Even so, the very convenience and accessibility of James’s house gave it a bleak and transitory feel. The shelf in the hallway was always stacked with post addressed to former tenants whom nobody knew—bills, circulars, mailing-shots aimed with desolate regularity at a population of migrants. In the small carpeted lift (which this morning I allowed myself to take) one would meet strangers who were just polite, incredibly well dressed, sometimes carrying tiny fancy dogs.
James liked the insularity of his flat, liked having a place all to himself, but was clearly affected by this mood of transience, a sense of valuelessness despite the climbing prices and the mortgage.
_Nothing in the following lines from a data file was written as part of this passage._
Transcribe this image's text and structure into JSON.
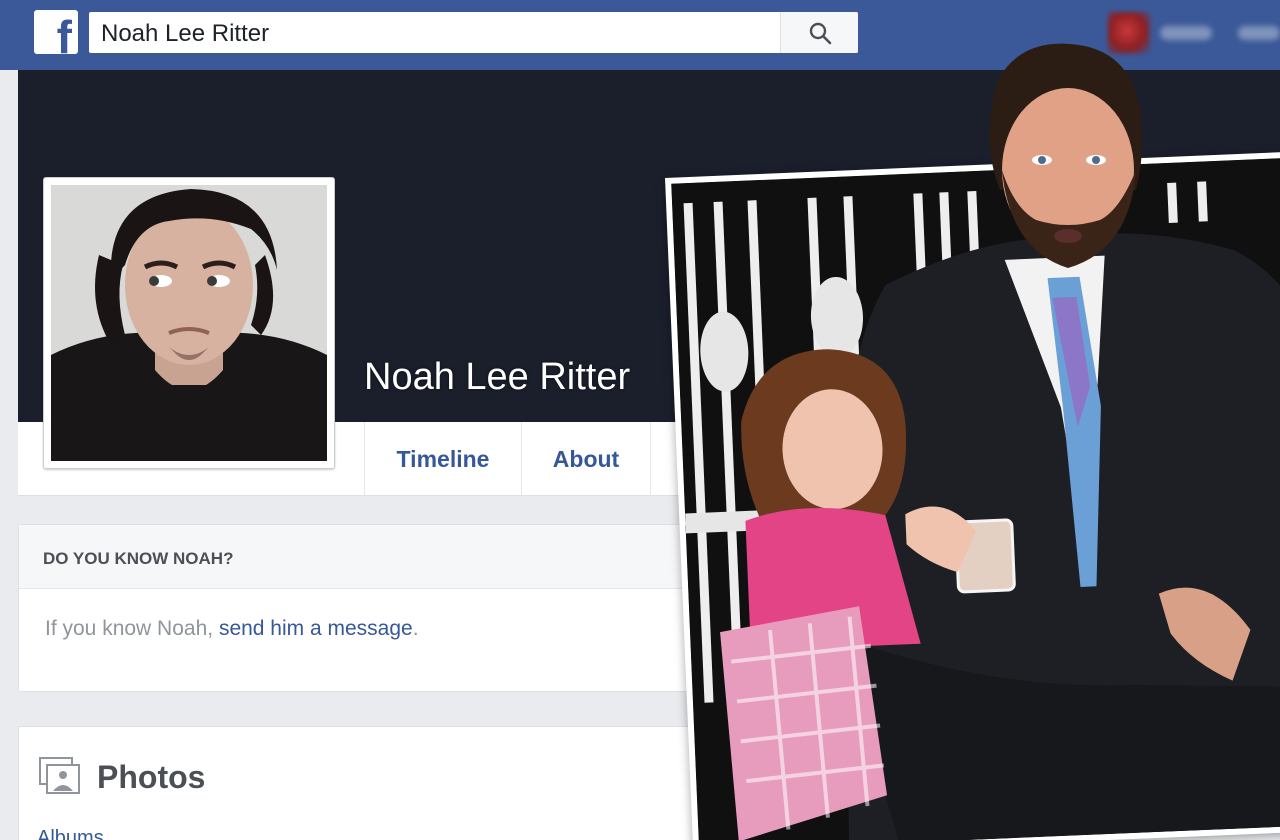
{
  "search": {
    "value": "Noah Lee Ritter"
  },
  "profile": {
    "name": "Noah Lee Ritter"
  },
  "tabs": [
    {
      "label": "Timeline"
    },
    {
      "label": "About"
    }
  ],
  "know_card": {
    "heading": "DO YOU KNOW NOAH?",
    "text_prefix": "If you know Noah, ",
    "link": "send him a message",
    "text_suffix": "."
  },
  "photos_card": {
    "title": "Photos",
    "albums_label": "Albums"
  },
  "icons": [
    "facebook-logo-icon",
    "search-icon",
    "photos-icon"
  ],
  "colors": {
    "brand": "#3b5998",
    "link": "#365899",
    "cover": "#1b1f2c",
    "background": "#e9ebee"
  }
}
He could never bring himself to do much to it, and though he loved pictures seemed not to notice the half-furnished bareness of his own few rooms. He had a fine Piranesi—all tumbled masonry and sprouting bushes—that he had bought years ago in a sale but had never framed. It was propped, sagging in its mount, on the mantelpiece, above the dusty and ornate black ironwork of the blocked-off grate. There were comfortable, nondescript armchairs, and a heavyweight stereo system. He was obsessed with Shostakovich and had innumerable records of baleful quartets and sarcastic little songs. They put me into a gloom and a fidget within seconds but I think their bleakness met some otherwise inarticulate inner compulsion of his own, of a piece perhaps with the featurelessness of the apartment and his fatalistic disdain of possessions.